I am currently preaching through Ephesians, and Paul won’t let me duck this question, no matter how many times I try. Right now, I’m sitting in Ephesians chapter 3, preaching on the mystery of the gospel and the calling of the minister, and it keeps circling back to the same thing. Paul says God’s plan, hidden for ages, is now being made known through the church, so that even the powers in heavenly places would see the wisdom of God on display in us. That’s a high calling for a body of believers. It’s hard to display much wisdom to watching angels when we can’t agree, in writing, on who Jesus actually is.

Then in chapter 4, Paul tells us Christ gave the church pastors and teachers “until we all attain to the unity of the faith and of the knowledge of the Son of God.” That’s not “let’s just get along and avoid hard topics at Thanksgiving.” That’s unity built on what we actually know and believe about Jesus, together, in agreement. Paul wanted a church that could say its convictions out loud and stand shoulder to shoulder because of them, not in spite of them.

That’s exactly what this DOP is reaching for. It doesn’t try to say everything that could possibly be said about God. It says what has to be said, the load-bearing walls of the faith, and leaves room to breathe on everything else. It stays open-handed on final punishment, so both annihilationists and traditionalists can still preach from the same pulpit, side by side, in good conscience. But it draws a clear, firm line on the deity of Christ, the authority of Scripture, and salvation by grace through faith alone, because those are not the walls you leave open.

That’s not us drifting from our heritage. That’s us finally being able to explain our heritage, out loud and without faltering, to a watching world, and to whoever God calls next.

Where I Stand

This document isn’t perfect. Nobody on the task force would tell you it is, and I wouldn’t ask you to pretend otherwise. But I refuse to let the search for a perfect document cost us a faithful one.

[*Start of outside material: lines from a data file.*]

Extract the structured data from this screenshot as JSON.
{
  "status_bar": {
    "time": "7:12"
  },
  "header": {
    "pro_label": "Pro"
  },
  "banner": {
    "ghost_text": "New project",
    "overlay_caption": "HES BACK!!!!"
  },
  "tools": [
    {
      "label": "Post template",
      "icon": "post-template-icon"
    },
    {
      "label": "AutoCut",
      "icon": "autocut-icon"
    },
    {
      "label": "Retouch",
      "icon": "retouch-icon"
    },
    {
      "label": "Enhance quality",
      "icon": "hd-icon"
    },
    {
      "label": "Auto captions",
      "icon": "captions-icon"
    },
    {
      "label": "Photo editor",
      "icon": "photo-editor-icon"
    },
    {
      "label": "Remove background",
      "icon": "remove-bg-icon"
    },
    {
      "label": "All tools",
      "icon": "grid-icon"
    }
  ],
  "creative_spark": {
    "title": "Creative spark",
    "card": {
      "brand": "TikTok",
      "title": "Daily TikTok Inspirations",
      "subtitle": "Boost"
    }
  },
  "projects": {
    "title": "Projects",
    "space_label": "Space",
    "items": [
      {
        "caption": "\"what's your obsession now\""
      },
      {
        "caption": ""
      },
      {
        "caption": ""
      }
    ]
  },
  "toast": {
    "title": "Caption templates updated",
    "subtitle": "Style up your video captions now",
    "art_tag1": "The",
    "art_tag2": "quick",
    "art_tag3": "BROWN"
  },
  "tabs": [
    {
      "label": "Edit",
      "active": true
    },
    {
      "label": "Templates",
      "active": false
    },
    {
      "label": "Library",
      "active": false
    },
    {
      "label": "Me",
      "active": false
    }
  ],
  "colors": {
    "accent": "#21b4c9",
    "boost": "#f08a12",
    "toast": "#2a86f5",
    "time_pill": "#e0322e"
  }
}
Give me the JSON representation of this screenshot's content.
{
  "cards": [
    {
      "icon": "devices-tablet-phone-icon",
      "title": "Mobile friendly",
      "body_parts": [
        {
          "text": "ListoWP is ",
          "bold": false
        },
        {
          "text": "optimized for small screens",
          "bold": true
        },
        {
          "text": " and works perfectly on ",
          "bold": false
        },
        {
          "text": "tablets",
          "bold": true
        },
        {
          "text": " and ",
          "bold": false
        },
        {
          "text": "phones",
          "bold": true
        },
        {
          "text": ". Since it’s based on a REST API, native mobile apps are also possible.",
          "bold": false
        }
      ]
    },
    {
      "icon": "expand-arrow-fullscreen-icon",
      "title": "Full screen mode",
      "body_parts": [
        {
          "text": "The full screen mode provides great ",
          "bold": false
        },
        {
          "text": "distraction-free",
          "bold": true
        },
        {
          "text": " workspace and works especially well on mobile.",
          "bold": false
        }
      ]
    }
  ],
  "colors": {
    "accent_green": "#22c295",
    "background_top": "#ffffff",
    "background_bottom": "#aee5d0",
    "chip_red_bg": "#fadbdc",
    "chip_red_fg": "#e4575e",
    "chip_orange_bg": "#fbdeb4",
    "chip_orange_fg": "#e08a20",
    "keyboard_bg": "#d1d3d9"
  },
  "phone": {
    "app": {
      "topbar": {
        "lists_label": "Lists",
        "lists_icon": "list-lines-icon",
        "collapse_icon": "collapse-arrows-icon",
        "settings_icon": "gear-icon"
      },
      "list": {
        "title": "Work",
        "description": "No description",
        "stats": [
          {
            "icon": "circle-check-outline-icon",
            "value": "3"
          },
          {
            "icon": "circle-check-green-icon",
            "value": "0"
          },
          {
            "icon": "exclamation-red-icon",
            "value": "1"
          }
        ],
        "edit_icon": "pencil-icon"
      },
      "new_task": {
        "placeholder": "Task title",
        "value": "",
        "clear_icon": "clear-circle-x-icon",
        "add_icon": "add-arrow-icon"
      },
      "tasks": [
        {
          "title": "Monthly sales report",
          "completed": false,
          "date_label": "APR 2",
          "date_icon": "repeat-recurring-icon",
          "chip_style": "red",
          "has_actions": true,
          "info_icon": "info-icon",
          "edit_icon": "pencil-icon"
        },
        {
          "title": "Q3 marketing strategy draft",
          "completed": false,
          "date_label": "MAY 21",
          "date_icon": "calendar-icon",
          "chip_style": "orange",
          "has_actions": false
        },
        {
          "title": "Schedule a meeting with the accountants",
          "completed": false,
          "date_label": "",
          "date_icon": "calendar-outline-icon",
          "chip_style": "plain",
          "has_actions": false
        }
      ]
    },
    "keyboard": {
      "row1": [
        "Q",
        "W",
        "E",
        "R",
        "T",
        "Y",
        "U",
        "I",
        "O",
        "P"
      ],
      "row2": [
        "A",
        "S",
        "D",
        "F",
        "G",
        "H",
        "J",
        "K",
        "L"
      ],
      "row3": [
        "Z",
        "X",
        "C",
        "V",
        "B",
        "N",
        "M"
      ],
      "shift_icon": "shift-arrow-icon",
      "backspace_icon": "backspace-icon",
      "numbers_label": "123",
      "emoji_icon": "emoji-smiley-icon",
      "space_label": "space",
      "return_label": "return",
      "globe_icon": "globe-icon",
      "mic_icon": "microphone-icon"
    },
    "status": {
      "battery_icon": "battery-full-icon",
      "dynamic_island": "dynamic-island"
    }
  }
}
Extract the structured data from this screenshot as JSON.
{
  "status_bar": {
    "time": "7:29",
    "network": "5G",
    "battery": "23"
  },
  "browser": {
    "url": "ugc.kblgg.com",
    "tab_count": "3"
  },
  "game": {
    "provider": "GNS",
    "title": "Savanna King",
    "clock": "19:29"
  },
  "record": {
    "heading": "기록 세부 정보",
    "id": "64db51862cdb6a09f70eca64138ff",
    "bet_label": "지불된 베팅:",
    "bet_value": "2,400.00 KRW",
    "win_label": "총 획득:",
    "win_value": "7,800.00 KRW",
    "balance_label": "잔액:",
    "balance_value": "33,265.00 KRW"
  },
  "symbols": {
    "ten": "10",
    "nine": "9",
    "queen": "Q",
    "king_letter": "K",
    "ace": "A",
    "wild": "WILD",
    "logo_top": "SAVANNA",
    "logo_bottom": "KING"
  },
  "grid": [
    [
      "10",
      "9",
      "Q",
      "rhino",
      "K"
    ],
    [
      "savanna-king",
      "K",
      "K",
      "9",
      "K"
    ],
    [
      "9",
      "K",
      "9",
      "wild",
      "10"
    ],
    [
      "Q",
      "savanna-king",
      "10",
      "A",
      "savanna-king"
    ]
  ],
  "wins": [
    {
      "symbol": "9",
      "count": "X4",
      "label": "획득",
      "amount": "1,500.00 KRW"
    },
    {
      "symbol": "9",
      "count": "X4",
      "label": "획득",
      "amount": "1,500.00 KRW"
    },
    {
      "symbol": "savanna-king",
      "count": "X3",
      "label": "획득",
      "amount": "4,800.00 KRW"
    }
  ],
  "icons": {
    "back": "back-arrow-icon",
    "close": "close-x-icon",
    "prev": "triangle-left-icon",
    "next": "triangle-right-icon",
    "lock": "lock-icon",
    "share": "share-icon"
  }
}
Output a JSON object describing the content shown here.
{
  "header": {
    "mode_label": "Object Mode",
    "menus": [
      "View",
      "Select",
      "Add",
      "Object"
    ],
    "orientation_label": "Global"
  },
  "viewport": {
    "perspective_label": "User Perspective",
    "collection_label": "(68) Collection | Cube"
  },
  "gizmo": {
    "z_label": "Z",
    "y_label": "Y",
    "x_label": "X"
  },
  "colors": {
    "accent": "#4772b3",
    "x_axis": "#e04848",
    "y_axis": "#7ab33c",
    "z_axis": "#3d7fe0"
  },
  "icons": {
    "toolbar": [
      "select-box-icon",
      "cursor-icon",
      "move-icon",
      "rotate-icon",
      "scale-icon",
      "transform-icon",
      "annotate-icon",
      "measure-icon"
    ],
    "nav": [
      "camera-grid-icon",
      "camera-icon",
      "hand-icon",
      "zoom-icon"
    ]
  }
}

Good men and women disagree with me on this, people I love and respect. I’ve tried in this whole article to take their concerns seriously instead of waving them off or making them sound foolish. They’re not foolish. They love this denomination as much as I do, and I believe that with my whole heart.

I still believe, After all of it, this is the clearest, most honest statement of who we are that Advent Christians have ever put on paper in 166 years. When the vote comes at Ridgecrest, I’m voting yes.

I ask that you study it for yourself and don’t just take my word or anybody else’s. Wrestle with the real objections, not just the loudest ones online. Show up in Black Mountain, and ask your questions on that floor, face to face, the way this deserves.

And however the vote goes, let’s remember to continue to love each other when it’s over.

Let’s PRESS ON together, with a name we can finally say out loud without flinching. 166 years of silence is enough. Let’s say what we believe.